NASA Tests Urban Drone Traffic Management in Nevada and Texas

This illustration depicts multiple small drones flying in an urban environment, which will be the scenario for NASA’s last in a series of demonstrations of a system that safely manages drone flight. Source: NASA
This illustration depicts multiple small drones flying in an urban environment, which will be the scenario for NASA’s last in a series of demonstrations of a system that safely manages drone flight. Source: NASA

NASA has selected two organizations to host the final phase of its four-year series of increasingly complicated technical demonstrations involving small Unmanned Aircraft Systems (UAS), commonly known as drones.

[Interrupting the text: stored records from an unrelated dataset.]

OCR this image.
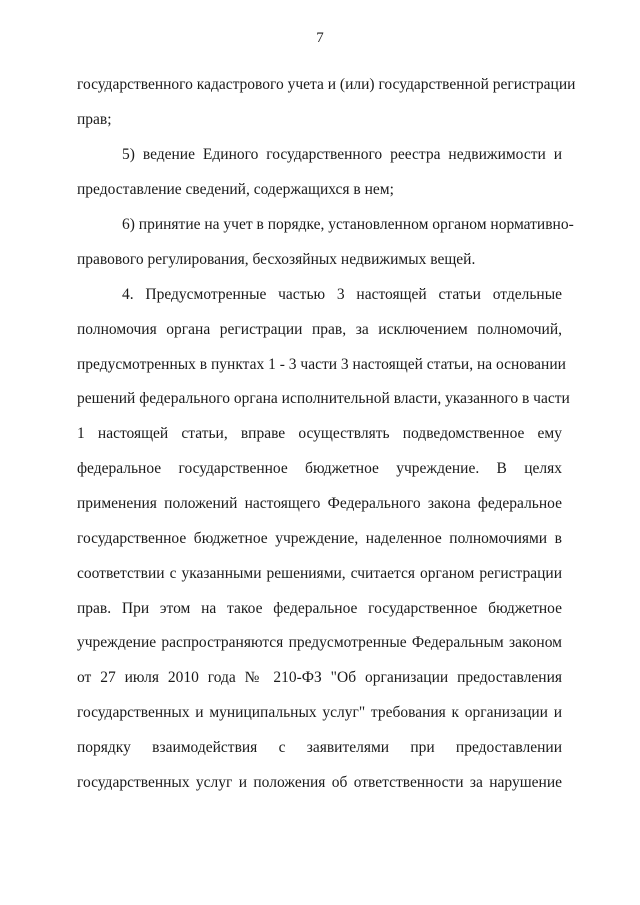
7
государственного кадастрового учета и (или) государственной регистрации
прав;
5) ведение Единого государственного реестра недвижимости и
предоставление сведений, содержащихся в нем;
6) принятие на учет в порядке, установленном органом нормативно-
правового регулирования, бесхозяйных недвижимых вещей.
4. Предусмотренные частью 3 настоящей статьи отдельные
полномочия органа регистрации прав, за исключением полномочий,
предусмотренных в пунктах 1 - 3 части 3 настоящей статьи, на основании
решений федерального органа исполнительной власти, указанного в части
1 настоящей статьи, вправе осуществлять подведомственное ему
федеральное государственное бюджетное учреждение. В целях
применения положений настоящего Федерального закона федеральное
государственное бюджетное учреждение, наделенное полномочиями в
соответствии с указанными решениями, считается органом регистрации
прав. При этом на такое федеральное государственное бюджетное
учреждение распространяются предусмотренные Федеральным законом
от 27 июля 2010 года № 210-ФЗ "Об организации предоставления
государственных и муниципальных услуг" требования к организации и
порядку взаимодействия с заявителями при предоставлении
государственных услуг и положения об ответственности за нарушение
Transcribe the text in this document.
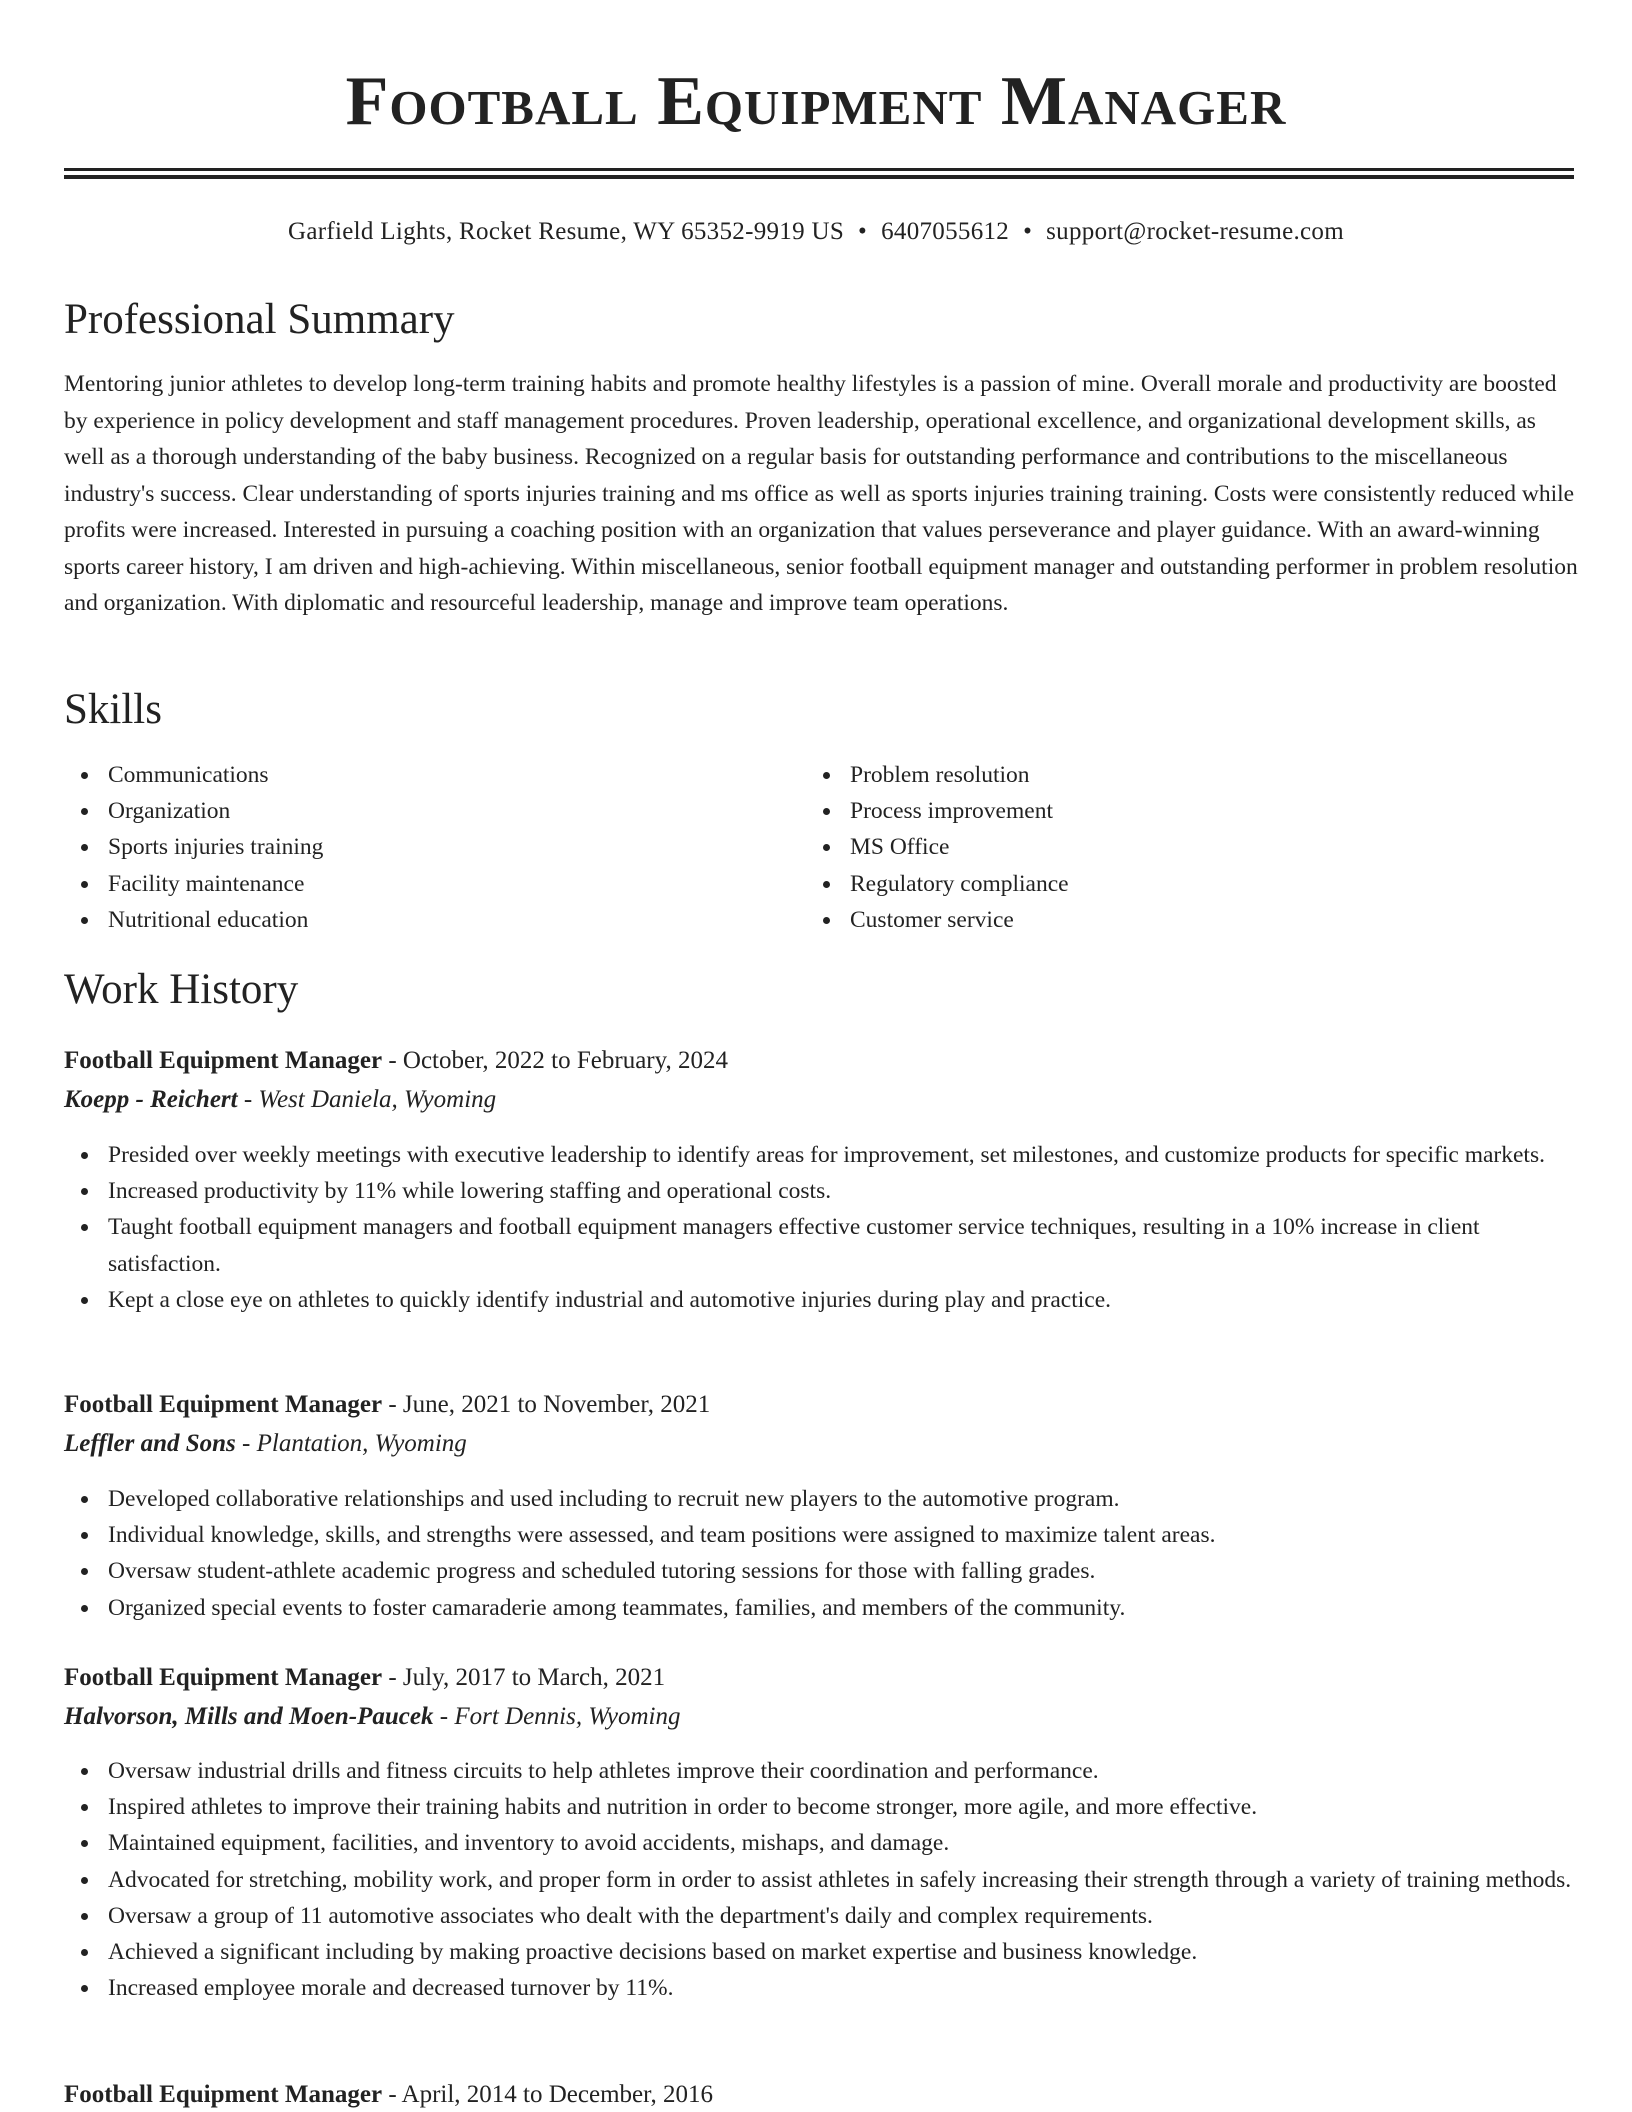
Football Equipment Manager
Garfield Lights, Rocket Resume, WY 65352-9919 US • 6407055612 • support@rocket-resume.com
Professional Summary

Mentoring junior athletes to develop long-term training habits and promote healthy lifestyles is a passion of mine. Overall morale and productivity are boosted by experience in policy development and staff management procedures. Proven leadership, operational excellence, and organizational development skills, as well as a thorough understanding of the baby business. Recognized on a regular basis for outstanding performance and contributions to the miscellaneous industry's success. Clear understanding of sports injuries training and ms office as well as sports injuries training training. Costs were consistently reduced while profits were increased. Interested in pursuing a coaching position with an organization that values perseverance and player guidance. With an award-winning sports career history, I am driven and high-achieving. Within miscellaneous, senior football equipment manager and outstanding performer in problem resolution and organization. With diplomatic and resourceful leadership, manage and improve team operations.

Skills
Communications
Organization
Sports injuries training
Facility maintenance
Nutritional education
Problem resolution
Process improvement
MS Office
Regulatory compliance
Customer service
Work History
Football Equipment Manager - October, 2022 to February, 2024
Koepp - Reichert - West Daniela, Wyoming
Presided over weekly meetings with executive leadership to identify areas for improvement, set milestones, and customize products for specific markets.
Increased productivity by 11% while lowering staffing and operational costs.
Taught football equipment managers and football equipment managers effective customer service techniques, resulting in a 10% increase in client satisfaction.
Kept a close eye on athletes to quickly identify industrial and automotive injuries during play and practice.
Football Equipment Manager - June, 2021 to November, 2021
Leffler and Sons - Plantation, Wyoming
Developed collaborative relationships and used including to recruit new players to the automotive program.
Individual knowledge, skills, and strengths were assessed, and team positions were assigned to maximize talent areas.
Oversaw student-athlete academic progress and scheduled tutoring sessions for those with falling grades.
Organized special events to foster camaraderie among teammates, families, and members of the community.
Football Equipment Manager - July, 2017 to March, 2021
Halvorson, Mills and Moen-Paucek - Fort Dennis, Wyoming
Oversaw industrial drills and fitness circuits to help athletes improve their coordination and performance.
Inspired athletes to improve their training habits and nutrition in order to become stronger, more agile, and more effective.
Maintained equipment, facilities, and inventory to avoid accidents, mishaps, and damage.
Advocated for stretching, mobility work, and proper form in order to assist athletes in safely increasing their strength through a variety of training methods.
Oversaw a group of 11 automotive associates who dealt with the department's daily and complex requirements.
Achieved a significant including by making proactive decisions based on market expertise and business knowledge.
Increased employee morale and decreased turnover by 11%.
Football Equipment Manager - April, 2014 to December, 2016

The Nevada Institute for Autonomous Systems in Las Vegas, Nevada, and the Lone Star UAS Center for Excellence and Innovation in Corpus Christi, Texas, will host demonstrations to confirm NASA’s UAS Traffic Management (UTM) system can safely and effectively manage drone traffic in an urban area.

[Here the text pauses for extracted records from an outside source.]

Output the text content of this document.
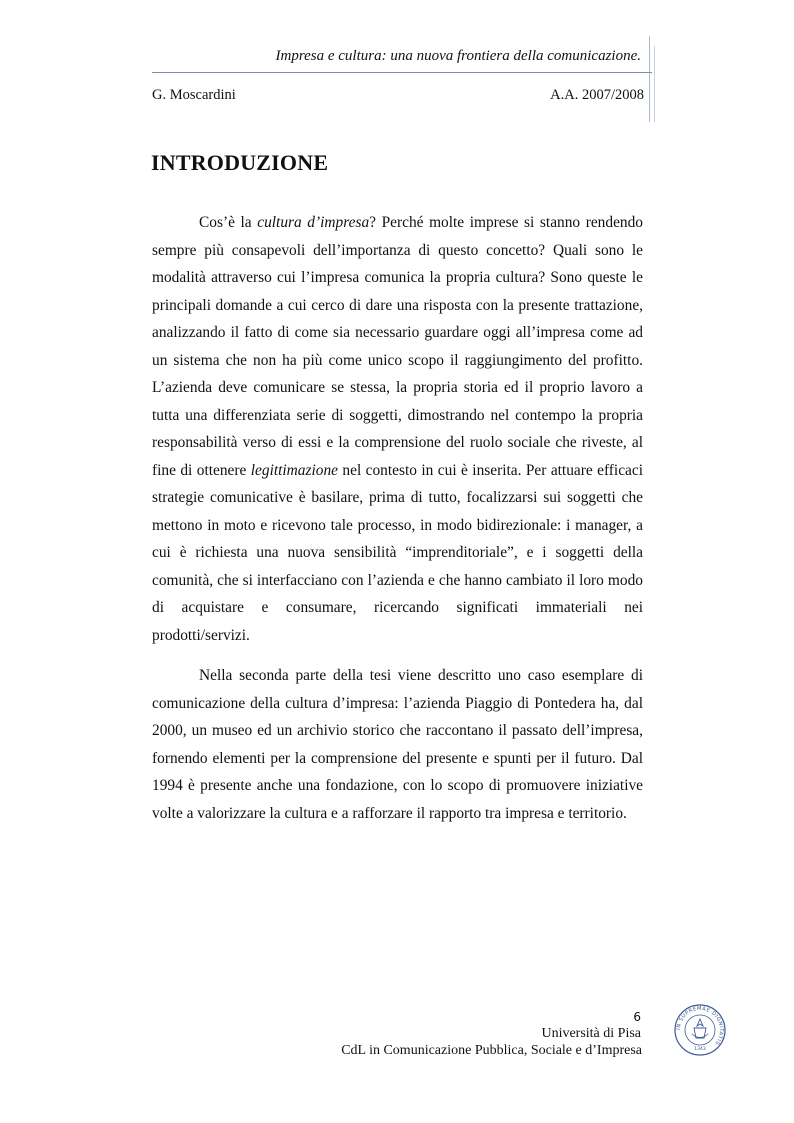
Impresa e cultura: una nuova frontiera della comunicazione.
G. Moscardini	A.A. 2007/2008
INTRODUZIONE

Cos’è la cultura d’impresa? Perché molte imprese si stanno rendendo sempre più consapevoli dell’importanza di questo concetto? Quali sono le modalità attraverso cui l’impresa comunica la propria cultura? Sono queste le principali domande a cui cerco di dare una risposta con la presente trattazione, analizzando il fatto di come sia necessario guardare oggi all’impresa come ad un sistema che non ha più come unico scopo il raggiungimento del profitto. L’azienda deve comunicare se stessa, la propria storia ed il proprio lavoro a tutta una differenziata serie di soggetti, dimostrando nel contempo la propria responsabilità verso di essi e la comprensione del ruolo sociale che riveste, al fine di ottenere legittimazione nel contesto in cui è inserita. Per attuare efficaci strategie comunicative è basilare, prima di tutto, focalizzarsi sui soggetti che mettono in moto e ricevono tale processo, in modo bidirezionale: i manager, a cui è richiesta una nuova sensibilità “imprenditoriale”, e i soggetti della comunità, che si interfacciano con l’azienda e che hanno cambiato il loro modo di acquistare e consumare, ricercando significati immateriali nei prodotti/servizi.

Nella seconda parte della tesi viene descritto uno caso esemplare di comunicazione della cultura d’impresa: l’azienda Piaggio di Pontedera ha, dal 2000, un museo ed un archivio storico che raccontano il passato dell’impresa, fornendo elementi per la comprensione del presente e spunti per il futuro. Dal 1994 è presente anche una fondazione, con lo scopo di promuovere iniziative volte a valorizzare la cultura e a rafforzare il rapporto tra impresa e territorio.

6
Università di Pisa
CdL in Comunicazione Pubblica, Sociale e d’Impresa
IN SUPREMAE DIGNITATIS
1343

The drone flights will take place in and around downtown Reno, Nevada between March and June, and Corpus Christi during July and August 2019.

Said Ronald Johnson, NASA’s UTM project manager:

“This phase represents the most complicated demonstration of advanced UAS operating in a demanding urban environment that will have been tested to date. We are pleased at the plans by our partners in Nevada and Texas to conduct flight tests in a true urban environment with the support of the City of Reno and the City of Corpus Christi.”

With these demonstrations, NASA and its partners including the Federal Aviation Administration, aim to help the commercial drone industry understand the challenges posed by flying in an urban environment.

Results of the flight demonstrations also will help inform future rules, policies and traffic management procedures for operating drones safely over populated areas.

Key technologies to be demonstrated include:  airspace regulator Flight Information Management System, the UAS Service Supplier interface for multiple independent UAS traffic management service providers, and their interface with vehicle integrated detect-and-avoid capabilities, vehicle-to-vehicle communication and collision avoidance, and automated safe landing technologies.

Said Chris Walach, the Nevada organization’s senior director:

“We are very excited to partner with NASA on such an important program that will have a significant innovative impact on the global UAS Industry.”

Mike Sanders, acting executive director of the Texas organization, added, “This series of tests is a critical step in enabling the safe integration of unmanned aircraft systems within an urban environment.”

The UTM project is part of the Airspace Operations and Safety Program in NASA’s Aeronautics Research Mission Directorate.